Swiss move on euro hits emerging markets

World Bulletin/News Desk

Emerging market currencies and exports will be pressured by the weakened euro, after the Swiss National Bank’s decision to pull its support for the currency sent it into free fall.

“The SNB's actions on Thursday will likely prompt a revival of risk aversion,” wrote Kit Juckes and Alvin Tan, strategists at Societe Generale in a note released Friday. This affects all emerging markets which risk seeing capital flight as investors move to the dollar or yen as safe havens.

"Volatility, the dollar, the yen and gold are winners." Juckes and Tan said. They added that the euro, emerging market currencies, and Swiss exporters and tourist industry were losers. 

"Monumental development"

The Swiss National Bank Thursday announced that it would cease supporting the euro at the level of 1.20 to the Swiss franc. The bank had been dedicating about half of its reserves to supporting the euro, which had dropped by $0.20 against the dollar in the past six months.

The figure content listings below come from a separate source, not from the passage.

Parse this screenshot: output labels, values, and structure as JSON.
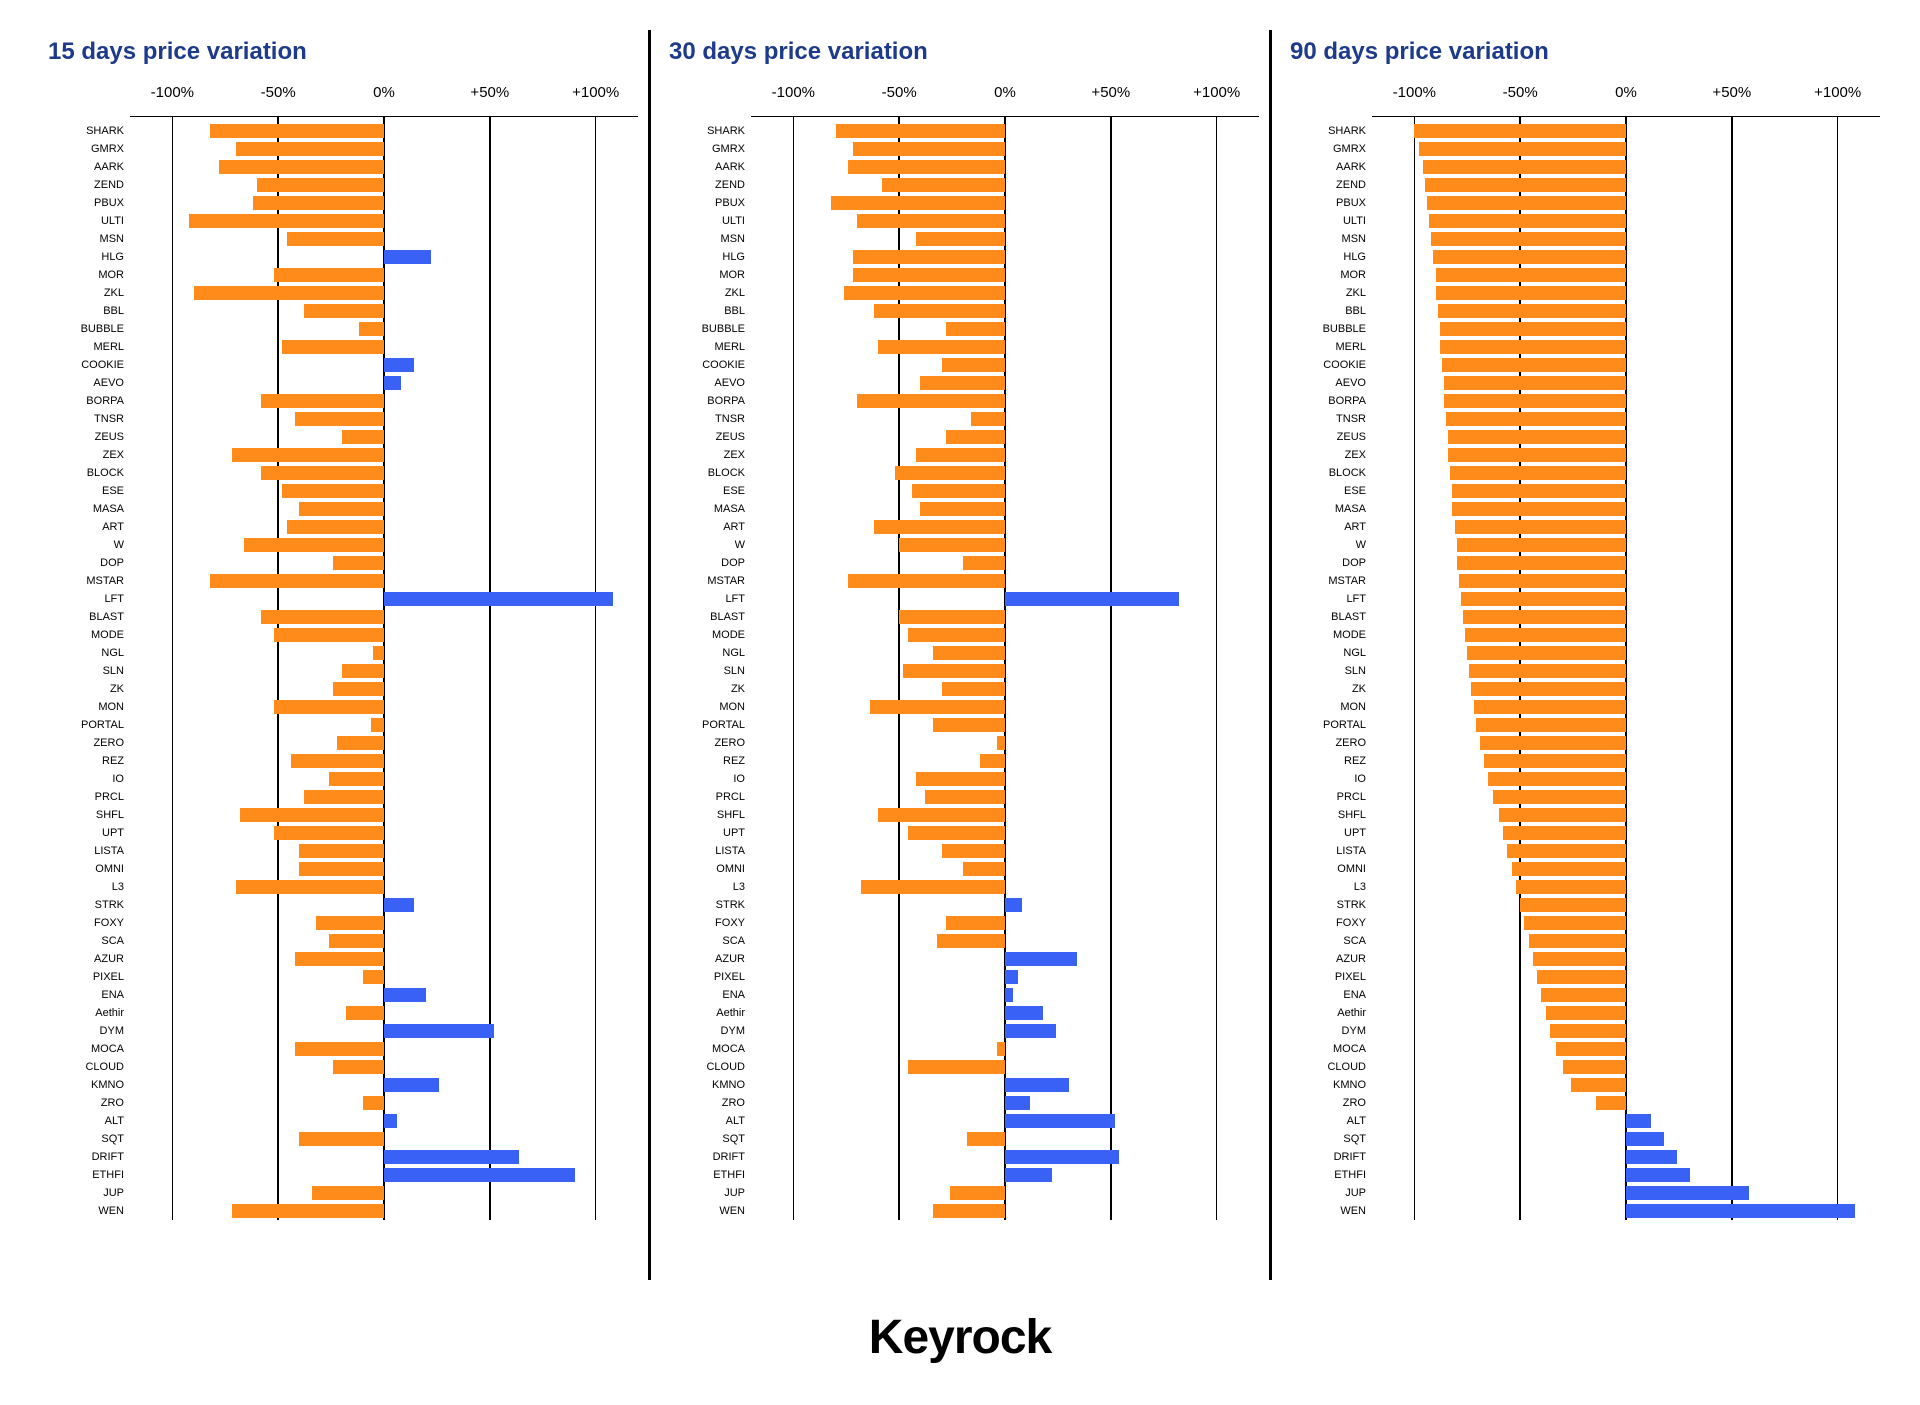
{
  "brand": "Keyrock",
  "colors": {
    "positive": "#3961f5",
    "negative": "#ff8c1a",
    "background": "#ffffff",
    "gridline": "#000000",
    "title": "#1e3a8a",
    "text": "#000000"
  },
  "xlim": [
    -120,
    120
  ],
  "ticks": [
    {
      "value": -100,
      "label": "-100%"
    },
    {
      "value": -50,
      "label": "-50%"
    },
    {
      "value": 0,
      "label": "0%"
    },
    {
      "value": 50,
      "label": "+50%"
    },
    {
      "value": 100,
      "label": "+100%"
    }
  ],
  "categories": [
    "SHARK",
    "GMRX",
    "AARK",
    "ZEND",
    "PBUX",
    "ULTI",
    "MSN",
    "HLG",
    "MOR",
    "ZKL",
    "BBL",
    "BUBBLE",
    "MERL",
    "COOKIE",
    "AEVO",
    "BORPA",
    "TNSR",
    "ZEUS",
    "ZEX",
    "BLOCK",
    "ESE",
    "MASA",
    "ART",
    "W",
    "DOP",
    "MSTAR",
    "LFT",
    "BLAST",
    "MODE",
    "NGL",
    "SLN",
    "ZK",
    "MON",
    "PORTAL",
    "ZERO",
    "REZ",
    "IO",
    "PRCL",
    "SHFL",
    "UPT",
    "LISTA",
    "OMNI",
    "L3",
    "STRK",
    "FOXY",
    "SCA",
    "AZUR",
    "PIXEL",
    "ENA",
    "Aethir",
    "DYM",
    "MOCA",
    "CLOUD",
    "KMNO",
    "ZRO",
    "ALT",
    "SQT",
    "DRIFT",
    "ETHFI",
    "JUP",
    "WEN"
  ],
  "panels": [
    {
      "title": "15 days price variation",
      "type": "bar",
      "values": [
        -82,
        -70,
        -78,
        -60,
        -62,
        -92,
        -46,
        22,
        -52,
        -90,
        -38,
        -12,
        -48,
        14,
        8,
        -58,
        -42,
        -20,
        -72,
        -58,
        -48,
        -40,
        -46,
        -66,
        -24,
        -82,
        108,
        -58,
        -52,
        -5,
        -20,
        -24,
        -52,
        -6,
        -22,
        -44,
        -26,
        -38,
        -68,
        -52,
        -40,
        -40,
        -70,
        14,
        -32,
        -26,
        -42,
        -10,
        20,
        -18,
        52,
        -42,
        -24,
        26,
        -10,
        6,
        -40,
        64,
        90,
        -34,
        -72
      ]
    },
    {
      "title": "30 days price variation",
      "type": "bar",
      "values": [
        -80,
        -72,
        -74,
        -58,
        -82,
        -70,
        -42,
        -72,
        -72,
        -76,
        -62,
        -28,
        -60,
        -30,
        -40,
        -70,
        -16,
        -28,
        -42,
        -52,
        -44,
        -40,
        -62,
        -50,
        -20,
        -74,
        82,
        -50,
        -46,
        -34,
        -48,
        -30,
        -64,
        -34,
        -4,
        -12,
        -42,
        -38,
        -60,
        -46,
        -30,
        -20,
        -68,
        8,
        -28,
        -32,
        34,
        6,
        4,
        18,
        24,
        -4,
        -46,
        30,
        12,
        52,
        -18,
        54,
        22,
        -26,
        -34
      ]
    },
    {
      "title": "90 days price variation",
      "type": "bar",
      "values": [
        -100,
        -98,
        -96,
        -95,
        -94,
        -93,
        -92,
        -91,
        -90,
        -90,
        -89,
        -88,
        -88,
        -87,
        -86,
        -86,
        -85,
        -84,
        -84,
        -83,
        -82,
        -82,
        -81,
        -80,
        -80,
        -79,
        -78,
        -77,
        -76,
        -75,
        -74,
        -73,
        -72,
        -71,
        -69,
        -67,
        -65,
        -63,
        -60,
        -58,
        -56,
        -54,
        -52,
        -50,
        -48,
        -46,
        -44,
        -42,
        -40,
        -38,
        -36,
        -33,
        -30,
        -26,
        -14,
        12,
        18,
        24,
        30,
        58,
        108
      ]
    }
  ]
}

"Increasing uncertainties in the Greek economy, and preparation for quantitative easing in the monetary policy of the European Central Bank made continuing support with euro purchasing impossible,” comments Swiss Banque Internationale de Commerce General Director Turgut Yuce.

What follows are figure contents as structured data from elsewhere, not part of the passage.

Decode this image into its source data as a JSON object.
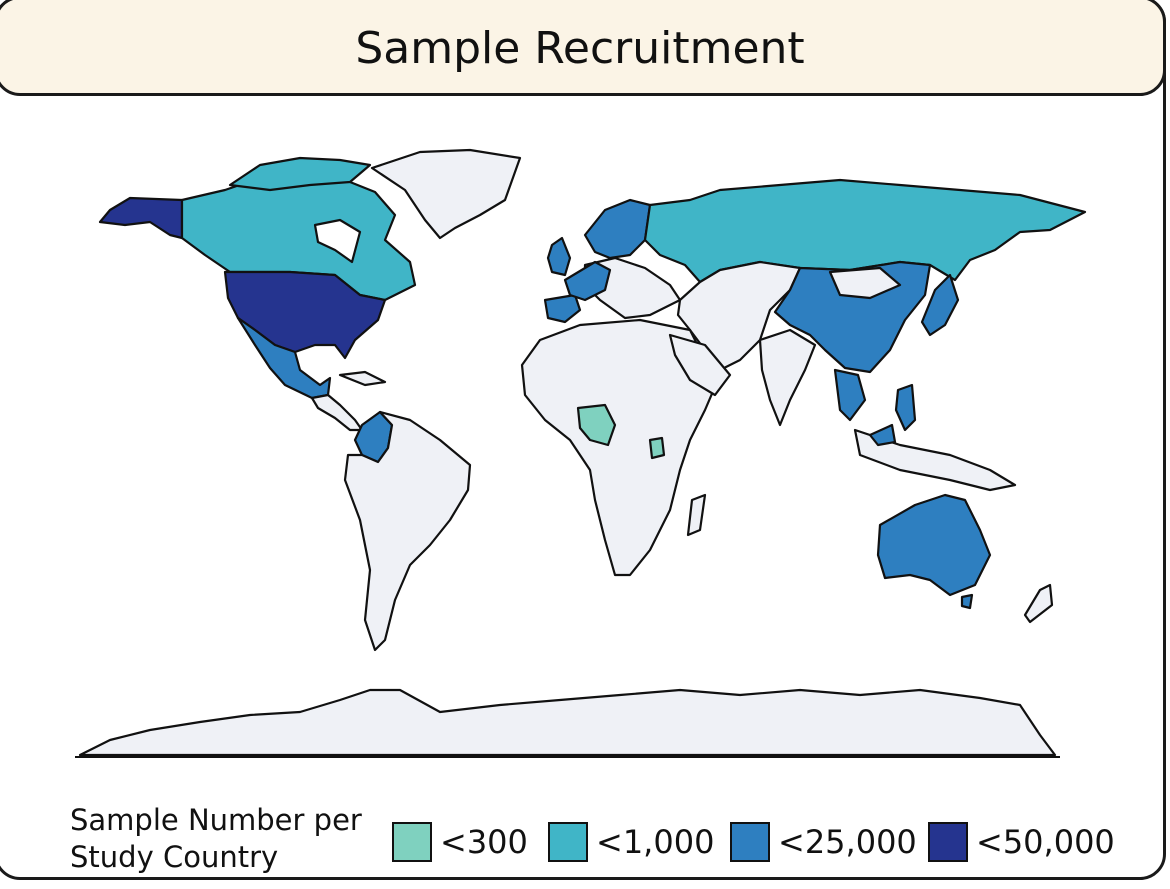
{
  "title": "Sample Recruitment",
  "legend": {
    "title": "Sample Number per\nStudy Country",
    "bins": [
      {
        "label": "<300",
        "color": "#7fd1bf"
      },
      {
        "label": "<1,000",
        "color": "#40b5c7"
      },
      {
        "label": "<25,000",
        "color": "#2e7fc0"
      },
      {
        "label": "<50,000",
        "color": "#25348f"
      }
    ]
  },
  "colors": {
    "no_data": "#eff1f6",
    "border": "#111111",
    "banner": "#fbf4e6"
  },
  "countries": {
    "lt_50000": [
      "United States",
      "Alaska (United States)"
    ],
    "lt_25000": [
      "China",
      "Mexico",
      "Colombia",
      "Australia",
      "Japan",
      "Thailand",
      "Philippines",
      "United Kingdom",
      "Spain",
      "Germany",
      "Sweden",
      "Norway",
      "Finland",
      "Malaysia"
    ],
    "lt_1000": [
      "Canada",
      "Russia"
    ],
    "lt_300": [
      "Nigeria",
      "Uganda"
    ]
  }
}
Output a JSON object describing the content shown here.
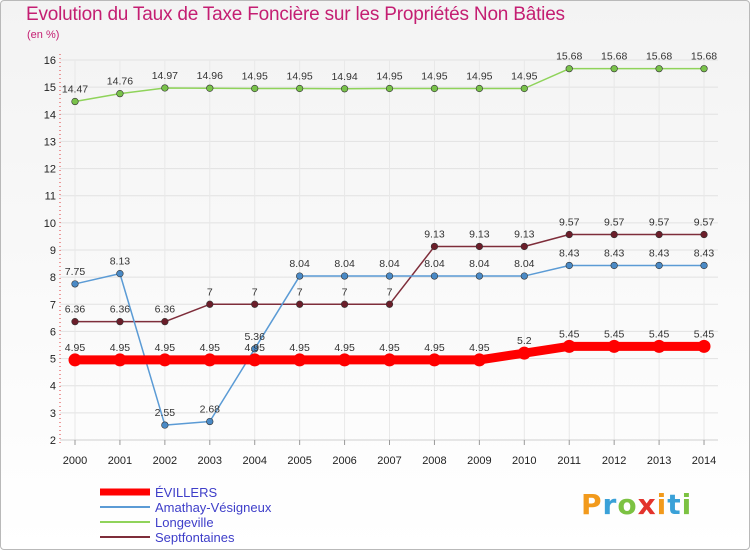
{
  "header": {
    "title": "Evolution du Taux de Taxe Foncière sur les Propriétés Non Bâties",
    "unit": "(en %)"
  },
  "logo": {
    "text": [
      "P",
      "r",
      "o",
      "x",
      "i",
      "t",
      "i"
    ],
    "colors": [
      "#f29a1c",
      "#3aa1d8",
      "#7cc242",
      "#e3332c",
      "#f29a1c",
      "#3aa1d8",
      "#7cc242"
    ]
  },
  "chart_data": {
    "type": "line",
    "title": "Evolution du Taux de Taxe Foncière sur les Propriétés Non Bâties",
    "ylabel": "(en %)",
    "xlabel": "",
    "ylim": [
      2,
      16
    ],
    "yticks": [
      2,
      3,
      4,
      5,
      6,
      7,
      8,
      9,
      10,
      11,
      12,
      13,
      14,
      15,
      16
    ],
    "categories": [
      "2000",
      "2001",
      "2002",
      "2003",
      "2004",
      "2005",
      "2006",
      "2007",
      "2008",
      "2009",
      "2010",
      "2011",
      "2012",
      "2013",
      "2014"
    ],
    "series": [
      {
        "name": "Longeville",
        "color": "#8fd35a",
        "marker": "#79c24a",
        "values": [
          14.47,
          14.76,
          14.97,
          14.96,
          14.95,
          14.95,
          14.94,
          14.95,
          14.95,
          14.95,
          14.95,
          15.68,
          15.68,
          15.68,
          15.68
        ],
        "labels": [
          "14.47",
          "14.76",
          "14.97",
          "14.96",
          "14.95",
          "14.95",
          "14.94",
          "14.95",
          "14.95",
          "14.95",
          "14.95",
          "15.68",
          "15.68",
          "15.68",
          "15.68"
        ]
      },
      {
        "name": "Septfontaines",
        "color": "#7e2d3a",
        "marker": "#6b1e2a",
        "values": [
          6.36,
          6.36,
          6.36,
          7,
          7,
          7,
          7,
          7,
          9.13,
          9.13,
          9.13,
          9.57,
          9.57,
          9.57,
          9.57
        ],
        "labels": [
          "6.36",
          "6.36",
          "6.36",
          "7",
          "7",
          "7",
          "7",
          "7",
          "9.13",
          "9.13",
          "9.13",
          "9.57",
          "9.57",
          "9.57",
          "9.57"
        ]
      },
      {
        "name": "Amathay-Vésigneux",
        "color": "#5b9bd5",
        "marker": "#4a8ac6",
        "values": [
          7.75,
          8.13,
          2.55,
          2.68,
          5.36,
          8.04,
          8.04,
          8.04,
          8.04,
          8.04,
          8.04,
          8.43,
          8.43,
          8.43,
          8.43
        ],
        "labels": [
          "7.75",
          "8.13",
          "2.55",
          "2.68",
          "5.36",
          "8.04",
          "8.04",
          "8.04",
          "8.04",
          "8.04",
          "8.04",
          "8.43",
          "8.43",
          "8.43",
          "8.43"
        ]
      },
      {
        "name": "ÉVILLERS",
        "color": "#ff0000",
        "marker": "#ff0000",
        "values": [
          4.95,
          4.95,
          4.95,
          4.95,
          4.95,
          4.95,
          4.95,
          4.95,
          4.95,
          4.95,
          5.2,
          5.45,
          5.45,
          5.45,
          5.45
        ],
        "labels": [
          "4.95",
          "4.95",
          "4.95",
          "4.95",
          "4.95",
          "4.95",
          "4.95",
          "4.95",
          "4.95",
          "4.95",
          "5.2",
          "5.45",
          "5.45",
          "5.45",
          "5.45"
        ]
      }
    ],
    "legend": [
      "ÉVILLERS",
      "Amathay-Vésigneux",
      "Longeville",
      "Septfontaines"
    ]
  }
}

“The Swiss National Bank's decision to remove support for the euro is a monumental development,” writes Christopher Vecchio, currency strategist at DailyFX.

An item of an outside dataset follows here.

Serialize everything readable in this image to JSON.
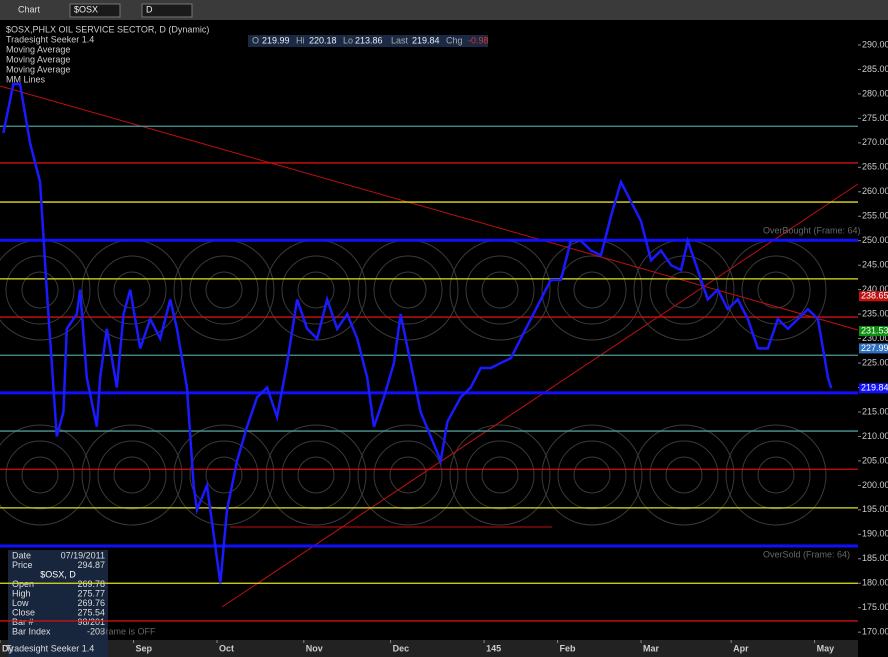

“This came as a complete surprise. With the SNB's balance sheet having exploded to 100 percent of the country's annual GDP, the cost of maintaining the floor was too costly for the central bank. The first signs that the bank was struggling with the floor came on Dec. 18, when the bank first introduced negative interest rates as a way to deter speculators from betting on further Franc appreciation.”

The euro plunged by 30 percent on Thursday after the announcement, and has fallen further since.

“This move sees a major buyer of the euro leave the building and opens the way for further/faster euro weakness. There is a good chance that it will hit parity with the dollar in the near future,” Juckes and Tan continued. 

Challenges for emerging markets

The weakness of the euro has made investors turn to the dollar as a safe haven. Currencies slid across Eastern Europe and Latin America on Thursday and Friday, with the Polish zloty and the Chilean peso leading the declines.

"International risk appetite is falling as a result of the nature of Thursday's announcement," writes Deutsche Bank economist George Saravelos in a note released on Friday. "The negative impact on risk appetite is one of the most important side effects of this decision. First, the policy move marks a meaningful negative in terms of policy credibility: up until a few days ago the SNB had the 'utmost determination' to defend a currency floor, which has now been fully reversed."

“The SNB move is interesting as it suggests the bank expects the euro to go weaker, because of weak growth prospects for Europe. That suggests a more challenging export environment for developing countries that for which Europe is an important trading partner," Standard Bank emerging markets analyst Timothy Ash told AA on Friday.

"Export trading companies which are exporting to the Eurozone will be affected negatively by the weak euro," Ridvan Basturk, a research analyst at ALB securities in Istanbul, told AA. Turkish exporters, in particular, will be challenged as they take most revenue in euro, but pay costs in dollars, according to the Uludag Exporters Association.

But major European stock indexes rose two percent or more on the prospect that the European Central Bank was ready to begin its program of quantitative easing, and shares in emerging markets also rose. Borsa Istanbul was slightly higher at noon on Friday.

The European central bank’s stimulus program is intended to increase the money supply and thus to simulate growth. “The European Central Bank’s meeting will be very important for the global markets in next week. This meeting should be followed carefully by the markets,” said Ridvan Basturk, a research analyst at ALB securities in Istanbul.

The challenge that remains is that the euro is still dropping in value, and is likely to fall further if the stimulus announcement is made on Jan. 22 when the bank’s monetary policy committee meeting will be held. Continuing volatility in the currency markets does not bode well for emerging markets, particularly if conditions keep investors in “risk-off” mode.